IBM i shops, who no doubt still call themselves AS/400 customers, probably have a slightly different view of the year, having seen a lot of focus on Smarter Planet and Power Systems running AIX and not enough action on the i front to make them happy. It is hard to say what IBM is doing for the i platform from the outside, but I have to agree that even if it was a lot, I wish it were more.
In any event, Palmisano had a $1.8 million base salary and was paid another $5 million in incentives to meet financial targets plus another $2.2 million in compensation. That was up from the $4.75 million IBM’s chief got in 2009. Mark Loughridge, IBM’s chief financial officer and also the executive who has taken over an internal transformation of its internal operations to help squeeze costs out of the company since a reorganization last July, was paid $1.48 million, up from $975,000 in 2009. Loughridge was given a $720,000 base salary for 2010, but got a raise to $775,000 for 2011. Steve Mills, who now runs the combined Systems and Software Group, had a base salary of only $695,000 in 2010, and received $1.43 million in total compensation; his base salary was bumped up to $716,000 for 2011. Mark Daniels, who runs the Global Technology Services unit of Global Services (and which yields about two-thirds of its revenues), had a base salary of $665,000 in 2010 and was paid $1.37 million for the year. Ginny Rometty, who runs the other third of Global Services, called Global Business Services, had a base salary of $630,000 and received $1.29 million in compensation. For 2011, Daniels got a raise to $825,000 in base salary and Rometty got a raise to $800,000 and both also are having their annual bonuses uplifted by around 65 percent if their bits of Global Services hit their targets. Ditto for Loughridge and Mills.

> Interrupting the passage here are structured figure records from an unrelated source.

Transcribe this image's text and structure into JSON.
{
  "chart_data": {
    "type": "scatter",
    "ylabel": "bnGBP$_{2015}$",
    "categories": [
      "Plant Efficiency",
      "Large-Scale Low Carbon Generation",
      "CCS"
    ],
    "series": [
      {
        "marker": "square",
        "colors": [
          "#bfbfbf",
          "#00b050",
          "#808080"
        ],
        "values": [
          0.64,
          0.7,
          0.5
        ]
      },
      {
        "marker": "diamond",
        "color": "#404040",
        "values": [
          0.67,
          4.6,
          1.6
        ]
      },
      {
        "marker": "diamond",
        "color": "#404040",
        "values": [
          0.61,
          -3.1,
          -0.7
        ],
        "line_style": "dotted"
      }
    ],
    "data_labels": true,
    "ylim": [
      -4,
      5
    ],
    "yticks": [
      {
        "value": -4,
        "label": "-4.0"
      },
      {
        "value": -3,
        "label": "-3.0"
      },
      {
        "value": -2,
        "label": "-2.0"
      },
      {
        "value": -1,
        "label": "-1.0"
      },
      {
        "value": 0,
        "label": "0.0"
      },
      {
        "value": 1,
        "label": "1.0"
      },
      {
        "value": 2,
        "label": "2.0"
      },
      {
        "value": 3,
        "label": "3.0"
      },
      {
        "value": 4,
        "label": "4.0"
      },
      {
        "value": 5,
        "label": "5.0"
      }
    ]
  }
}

IBM doesn’t want to lose any of these executives to competitors and seems content to keep the current team on board until 2015, which is as far out as IBM is making projections about its business and the IT sector right now. Over the next four years, we can expect to see IBM cultivate the next generation of upper management. All of the current top leaders of IBM’s divisions are not young enough to take the job of president or CEO at this point, not based on how young Palmisano was (48) when he took the job as Louis Gerstner prepped him for the top job. Whoever Palmisano anoints president sometime before 2015 will be the next leader of Big Blue.